Intitulado “uma Europa com zero emissões líquidas,
inteligente, resiliente e competitiva: os portos da Europa são parte da
solução”, o memorando da ESPO descreve nove prioridades:

 – Foco na implementação: Os portos da Europa pedem aos
decisores políticos que forneçam clareza e apoio aos portos para garantir a
implementação eficaz dos regulamentos existentes.
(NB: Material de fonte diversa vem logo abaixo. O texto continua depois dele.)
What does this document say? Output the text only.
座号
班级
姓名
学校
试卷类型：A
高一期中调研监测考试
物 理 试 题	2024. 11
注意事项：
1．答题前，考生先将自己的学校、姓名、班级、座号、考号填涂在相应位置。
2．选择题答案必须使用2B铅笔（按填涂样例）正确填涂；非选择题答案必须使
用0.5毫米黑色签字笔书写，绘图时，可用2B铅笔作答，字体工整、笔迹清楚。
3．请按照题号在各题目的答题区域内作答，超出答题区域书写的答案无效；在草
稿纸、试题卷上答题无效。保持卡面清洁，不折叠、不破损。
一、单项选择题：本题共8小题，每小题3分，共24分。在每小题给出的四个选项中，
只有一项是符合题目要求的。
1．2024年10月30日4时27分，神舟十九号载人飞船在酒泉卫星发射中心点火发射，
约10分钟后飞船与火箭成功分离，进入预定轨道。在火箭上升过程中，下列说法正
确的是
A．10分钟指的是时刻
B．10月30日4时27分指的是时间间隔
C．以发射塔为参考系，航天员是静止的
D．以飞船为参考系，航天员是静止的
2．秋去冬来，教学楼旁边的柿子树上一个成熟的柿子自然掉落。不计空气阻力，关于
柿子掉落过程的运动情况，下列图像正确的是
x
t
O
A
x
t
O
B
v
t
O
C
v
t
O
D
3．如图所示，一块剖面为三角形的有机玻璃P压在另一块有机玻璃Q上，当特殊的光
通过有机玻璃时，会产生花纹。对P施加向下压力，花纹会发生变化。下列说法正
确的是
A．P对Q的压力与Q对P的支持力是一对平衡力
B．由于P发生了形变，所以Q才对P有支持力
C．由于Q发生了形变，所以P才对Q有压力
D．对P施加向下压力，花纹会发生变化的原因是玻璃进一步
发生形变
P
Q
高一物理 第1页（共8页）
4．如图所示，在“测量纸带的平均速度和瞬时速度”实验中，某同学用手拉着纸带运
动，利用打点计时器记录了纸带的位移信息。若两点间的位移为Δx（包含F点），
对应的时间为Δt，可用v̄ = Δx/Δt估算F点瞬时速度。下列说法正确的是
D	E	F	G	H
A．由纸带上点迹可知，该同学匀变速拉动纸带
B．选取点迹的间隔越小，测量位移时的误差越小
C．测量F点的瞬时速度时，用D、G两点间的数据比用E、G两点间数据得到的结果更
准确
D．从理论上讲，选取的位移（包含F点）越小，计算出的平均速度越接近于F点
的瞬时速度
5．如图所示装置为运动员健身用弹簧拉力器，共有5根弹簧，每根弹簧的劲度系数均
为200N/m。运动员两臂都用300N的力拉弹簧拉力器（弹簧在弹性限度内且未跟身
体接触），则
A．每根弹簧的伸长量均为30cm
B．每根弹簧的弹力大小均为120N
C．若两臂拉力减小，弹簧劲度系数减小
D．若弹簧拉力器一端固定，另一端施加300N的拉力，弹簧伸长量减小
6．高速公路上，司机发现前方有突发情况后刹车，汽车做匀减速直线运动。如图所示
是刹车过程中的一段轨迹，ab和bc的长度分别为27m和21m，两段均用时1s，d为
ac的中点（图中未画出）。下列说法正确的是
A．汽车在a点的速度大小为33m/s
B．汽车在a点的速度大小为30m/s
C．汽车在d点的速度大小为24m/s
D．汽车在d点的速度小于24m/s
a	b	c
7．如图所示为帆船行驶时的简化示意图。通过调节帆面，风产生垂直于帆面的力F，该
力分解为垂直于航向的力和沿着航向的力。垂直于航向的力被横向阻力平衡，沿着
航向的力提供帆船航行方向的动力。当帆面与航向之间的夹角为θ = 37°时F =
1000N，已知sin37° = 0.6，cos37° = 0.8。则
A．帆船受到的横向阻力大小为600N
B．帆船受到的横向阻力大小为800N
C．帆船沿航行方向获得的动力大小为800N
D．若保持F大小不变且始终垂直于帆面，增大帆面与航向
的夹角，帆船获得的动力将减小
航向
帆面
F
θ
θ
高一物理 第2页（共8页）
Neste contexto, devem ser
abordadas incoerências ou políticas contraditórias.

– Dar aos portos espaço para assumirem o seu papel de
facilitadores de energias renováveis:
A transição energética exigirá espaço nos
portos; As barreiras de permissão devem ser removidas; Os portos devem ser
activamente considerados quando estão a ser desenvolvidas políticas energéticas
relevantes, economia circular e estratégias de carbono; Os investimentos
energéticos pioneiros mais arriscados devem ser apoiados financeiramente.

– A redução das emissões e da poluição é um KPI importante
para os portos:
Os portos da Europa pretendem um acordo sobre um mecanismo
global bem definido de precificação das emissões de GEE marítimas; os portos
devem ser autorizados a dar prioridade aos investimentos verdes onde isso fizer
mais sentido em termos de redução de emissões; é necessário um diálogo contínuo
com as partes interessadas para evitar ativos irrecuperáveis; a nova meta de
redução de 90% das emissões de GEE deve ser vista como um trampolim para 2050.

– As condições de concorrência equitativas, tanto no mercado
interno como em relação aos vizinhos da Europa, devem ser salvaguardadas:
os
portos defendem uma verificação de “não prejudicar a competitividade” na
elaboração de políticas da UE; a igualdade de acesso e de condições ao
financiamento é fundamental, devendo ser evitadas abordagens nacionais
divergentes; impulsionar as indústrias com emissões líquidas zero implica
reforçar as cadeias de abastecimento relevantes; o jogo justo de poder e as
condições de concorrência equitativas no setor marítimo devem ser monitorizados
de perto.

– Os portos são fundamentais para reforçar a resiliência da
Europa:
Os portos são um pilar importante da soberania da cadeia de
abastecimento da Europa; os portos são a favor de uma abordagem mais
harmonizada para lidar com a influência estrangeira nos portos; A Europa deve,
no entanto, continuar a ser um local atraente para investir; As medidas de
segurança da UE não devem impedir o comércio, mas sim torná-lo mais seguro.

– Os portos são parceiros na luta por um ambiente cibernético
inteligente, mas seguro:
a digitalização e as tecnologias inteligentes são
ferramentas cruciais para tornar os portos da Europa mais eficientes, seguros e
sustentáveis; poderão ser necessárias medidas adicionais para reforçar a
cibersegurança e uma maior digitalização; aumentar a sensibilização para
possíveis riscos cibernéticos é uma responsabilidade partilhada entre todas as
partes interessadas portuárias.

– Os portos da Europa necessitam de 80 mil milhões de
necessidades de investimento para os próximos 10 anos:
Os portos precisam mais
do que nunca de ter acesso a um instrumento robusto de apoio financeiro, com
envelopes portuários específicos, para investir em projetos com elevado valor
social, mas com um retorno do investimento muitas vezes lento, baixo e
arriscado ; O financiamento europeu deveria ser simples;

– A estrutura institucional da UE deve ser adaptada à nova
realidade:
é necessária uma abordagem mais integrada no desenvolvimento de
novas políticas: os transportes, e em particular os portos, não podem ser
discutidos isoladamente; é necessária uma cooperação mais estreita entre as DG
da Comissão; é necessário um diálogo contínuo, transparente e aberto entre as
partes interessadas e os decisores políticos da UE para enfrentar a
complexidade dos desafios atuais.

– Os portos são um recurso para a cidade: as suas novas
funções podem abrir portas para atrair novos negócios e talentos para o porto e
as cidades portuárias; é necessária uma cooperação eficaz entre todas as partes
interessadas para atrair pessoas para o porto, uma vez que os portos não podem
realizar o trabalho sem as pessoas certas.